KIZINA KÜRTÇE SORUSU
Çocuklarıyla,torunlarıyla yakından ilgili bir baba olduğu, yazdığı her satırda ortaya çıkan şair, kızı Su'ad'ın eşi Ahmet Bey'e karşı da son derece ilgili. Besledikleri tavuklardan, yeni doğan kısrağa kadar her konuda bilgi edinmeye çalışan Ersoy, kızına çay yerine süt içmesini tembih ederken, torunu Ferda'nın fotoğraflarıyla hasret gideriyor. Yokluktan yakınmıyor; evinde suyu, elektriği olmasından bile büyük memnuniyet duyuyor. Şair, torunlarının da büyük adam olmalarını istiyor. Mehmet Âkif, kızı Su'ad'a, Beytüşşebap ve Erciş'te olduğu dönemde yazdığı mektuplarda, arkadaşı Cevâd ile torunu Ferdâ'nın Kürtçe öğrenip, öğrenmediklerini soruyor.
ŞAİRİ ANLAMAK İÇİN ANAHTAR
Mehmet Âkif Ersoy Vakfı'nın başkanı Mehmet Rüyan Soydan kitabın önsözünde, "Dede yâdigârı olarak sakladıkları bu mektupları, aileden biri olmak üzere telakki ettikleri bendenize lütfetmek suretiyle yayımlanmasına vesile olan Ferdâ Argun ve Selma Argun Hanım teyzelerime en derin şükranlarımı arz ederim" diyor. Üniversitenin Rektörü Prof.
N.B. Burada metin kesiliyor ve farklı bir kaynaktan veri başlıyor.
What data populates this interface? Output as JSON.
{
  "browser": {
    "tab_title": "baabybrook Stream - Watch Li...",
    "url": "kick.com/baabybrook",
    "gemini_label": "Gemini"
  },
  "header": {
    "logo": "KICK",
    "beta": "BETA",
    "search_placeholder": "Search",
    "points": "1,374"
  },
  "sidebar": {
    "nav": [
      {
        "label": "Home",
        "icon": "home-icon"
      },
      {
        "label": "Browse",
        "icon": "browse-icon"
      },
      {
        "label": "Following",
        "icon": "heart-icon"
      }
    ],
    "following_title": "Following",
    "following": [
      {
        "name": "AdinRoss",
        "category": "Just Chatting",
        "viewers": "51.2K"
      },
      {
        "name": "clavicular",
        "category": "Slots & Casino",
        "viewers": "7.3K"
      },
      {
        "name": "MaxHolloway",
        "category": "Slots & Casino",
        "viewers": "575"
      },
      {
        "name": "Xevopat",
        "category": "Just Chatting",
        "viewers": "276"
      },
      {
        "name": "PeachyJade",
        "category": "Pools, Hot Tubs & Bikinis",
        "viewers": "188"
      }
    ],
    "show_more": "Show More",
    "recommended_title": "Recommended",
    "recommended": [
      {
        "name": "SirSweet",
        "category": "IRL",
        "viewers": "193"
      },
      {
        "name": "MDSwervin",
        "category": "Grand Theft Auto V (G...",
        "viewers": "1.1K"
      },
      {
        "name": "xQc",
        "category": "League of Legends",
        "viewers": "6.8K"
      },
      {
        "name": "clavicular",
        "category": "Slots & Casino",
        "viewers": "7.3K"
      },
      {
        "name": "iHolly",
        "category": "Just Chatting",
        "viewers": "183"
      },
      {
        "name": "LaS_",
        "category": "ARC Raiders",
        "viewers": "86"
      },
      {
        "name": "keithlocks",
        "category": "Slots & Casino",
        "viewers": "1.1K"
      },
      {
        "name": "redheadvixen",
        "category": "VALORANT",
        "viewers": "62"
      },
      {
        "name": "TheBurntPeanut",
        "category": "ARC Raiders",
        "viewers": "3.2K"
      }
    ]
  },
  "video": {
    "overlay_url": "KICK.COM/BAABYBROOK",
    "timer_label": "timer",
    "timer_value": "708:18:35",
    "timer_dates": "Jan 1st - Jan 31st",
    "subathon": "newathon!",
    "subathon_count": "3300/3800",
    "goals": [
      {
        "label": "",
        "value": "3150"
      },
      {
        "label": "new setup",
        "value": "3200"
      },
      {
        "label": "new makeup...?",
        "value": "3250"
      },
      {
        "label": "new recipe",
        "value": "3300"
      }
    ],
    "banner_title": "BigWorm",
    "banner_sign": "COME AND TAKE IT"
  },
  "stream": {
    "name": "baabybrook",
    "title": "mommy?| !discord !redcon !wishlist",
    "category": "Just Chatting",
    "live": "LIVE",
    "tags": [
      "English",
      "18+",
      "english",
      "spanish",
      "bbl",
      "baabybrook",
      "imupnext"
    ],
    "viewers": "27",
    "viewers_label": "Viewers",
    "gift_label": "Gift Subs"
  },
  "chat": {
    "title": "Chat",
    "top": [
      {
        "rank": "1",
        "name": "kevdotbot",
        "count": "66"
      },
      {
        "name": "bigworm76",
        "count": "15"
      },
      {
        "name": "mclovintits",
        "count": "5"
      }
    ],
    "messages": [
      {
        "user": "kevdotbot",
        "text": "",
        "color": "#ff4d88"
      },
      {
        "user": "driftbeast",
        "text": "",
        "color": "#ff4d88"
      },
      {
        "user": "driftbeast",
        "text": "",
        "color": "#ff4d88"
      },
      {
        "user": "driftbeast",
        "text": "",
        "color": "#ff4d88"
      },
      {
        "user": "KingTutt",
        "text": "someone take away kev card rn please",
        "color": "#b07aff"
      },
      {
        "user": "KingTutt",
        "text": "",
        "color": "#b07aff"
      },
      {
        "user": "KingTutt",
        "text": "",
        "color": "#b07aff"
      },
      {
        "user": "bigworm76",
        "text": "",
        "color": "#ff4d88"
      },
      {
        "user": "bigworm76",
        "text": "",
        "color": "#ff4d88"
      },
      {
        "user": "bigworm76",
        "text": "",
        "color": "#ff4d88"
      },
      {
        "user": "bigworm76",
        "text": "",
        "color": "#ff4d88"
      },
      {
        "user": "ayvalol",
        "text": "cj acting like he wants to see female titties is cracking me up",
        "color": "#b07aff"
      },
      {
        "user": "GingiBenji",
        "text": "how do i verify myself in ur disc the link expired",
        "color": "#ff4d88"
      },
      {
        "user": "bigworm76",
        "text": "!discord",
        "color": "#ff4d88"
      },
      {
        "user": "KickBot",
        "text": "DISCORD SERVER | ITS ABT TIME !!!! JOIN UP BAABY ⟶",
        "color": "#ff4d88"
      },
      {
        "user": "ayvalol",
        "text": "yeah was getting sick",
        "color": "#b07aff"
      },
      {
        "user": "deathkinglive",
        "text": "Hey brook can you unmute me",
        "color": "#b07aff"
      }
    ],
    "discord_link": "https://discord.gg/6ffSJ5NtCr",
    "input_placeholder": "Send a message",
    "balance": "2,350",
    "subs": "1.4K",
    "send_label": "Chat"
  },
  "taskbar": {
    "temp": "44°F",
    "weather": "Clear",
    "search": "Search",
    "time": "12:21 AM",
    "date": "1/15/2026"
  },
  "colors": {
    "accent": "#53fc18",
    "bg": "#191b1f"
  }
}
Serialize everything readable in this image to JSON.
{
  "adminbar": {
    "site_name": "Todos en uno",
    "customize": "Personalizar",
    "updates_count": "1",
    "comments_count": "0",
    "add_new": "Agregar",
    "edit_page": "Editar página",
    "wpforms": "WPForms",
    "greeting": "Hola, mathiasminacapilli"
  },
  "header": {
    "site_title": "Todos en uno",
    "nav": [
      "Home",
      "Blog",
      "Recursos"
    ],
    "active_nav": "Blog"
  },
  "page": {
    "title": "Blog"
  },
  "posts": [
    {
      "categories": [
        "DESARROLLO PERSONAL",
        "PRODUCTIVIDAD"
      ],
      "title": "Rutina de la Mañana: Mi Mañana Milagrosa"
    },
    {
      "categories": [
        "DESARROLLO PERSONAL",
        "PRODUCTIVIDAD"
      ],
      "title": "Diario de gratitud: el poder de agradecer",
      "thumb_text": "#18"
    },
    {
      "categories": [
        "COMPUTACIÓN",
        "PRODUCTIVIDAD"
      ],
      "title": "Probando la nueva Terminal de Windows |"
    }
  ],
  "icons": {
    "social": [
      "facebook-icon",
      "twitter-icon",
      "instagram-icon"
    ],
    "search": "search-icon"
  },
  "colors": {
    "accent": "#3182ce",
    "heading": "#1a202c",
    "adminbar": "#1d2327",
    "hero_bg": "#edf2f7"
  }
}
Gökay Yıldız da, "Bu kitap, üniversitemizin şaire bir görevidir. Bir yılda hazırlandı. Bin adet basıldı. Çok ilgi var. Önümüzdeki günlerde ikinci baskıya girecek. İsteyen üniversitemizden ücretsiz olarak temin edebilir" diyor. Eserin yayın aşamasına gelmesini sağlayan Ömer Hakan Özalp de, "İnsan mektuplarda kendi kendine sansür uygulamaz, içinden geldiğince davranır. Bu bakımdan, bir insanın mektupları onun şahsiyetini anlayabilmede anahtar rolünü üstlenir. Özellikle, son 10 yılını Mısır'da; ailesinden ve vatanından uzakta, adeta bir sürgün hayatında geçiren Âkif için bu mektupların apayrı bir yeri vardır" diye konuşuyor.
3'Ü ERKEK 5 ÇOCUĞU VARDI
Ersoy'un, Cemile, Feride, Suad, Emin ve Tahir isimli 5 çocuğu bulunuyordu. Büyük oğlu Emin, Beşiktaş'ta bir çöp kutusunun yanında ölü bulundu. Kızı Su'ad 'ın babasından kalan emekli maaşıyla geçindiği 1991 yılında üzücü olaylarla karşılaştığı, kızları Ferda ve Selma Argon'la birlikte Beyoğlu'ndaki evden atılmak istendiği gazetelere yansıdı. Dönemin Başbakanı Özal, Su'ad Hanım'a Halkalı'da bir daire tahsis etti ancak ekonomik sıkıntılar nedeniyle bu dairenin de satıldığı belirtildi. Su'ad Hanım Kadıköy'de vakıflara ait ahşap bir eve taşındıktan sonra vefat etti.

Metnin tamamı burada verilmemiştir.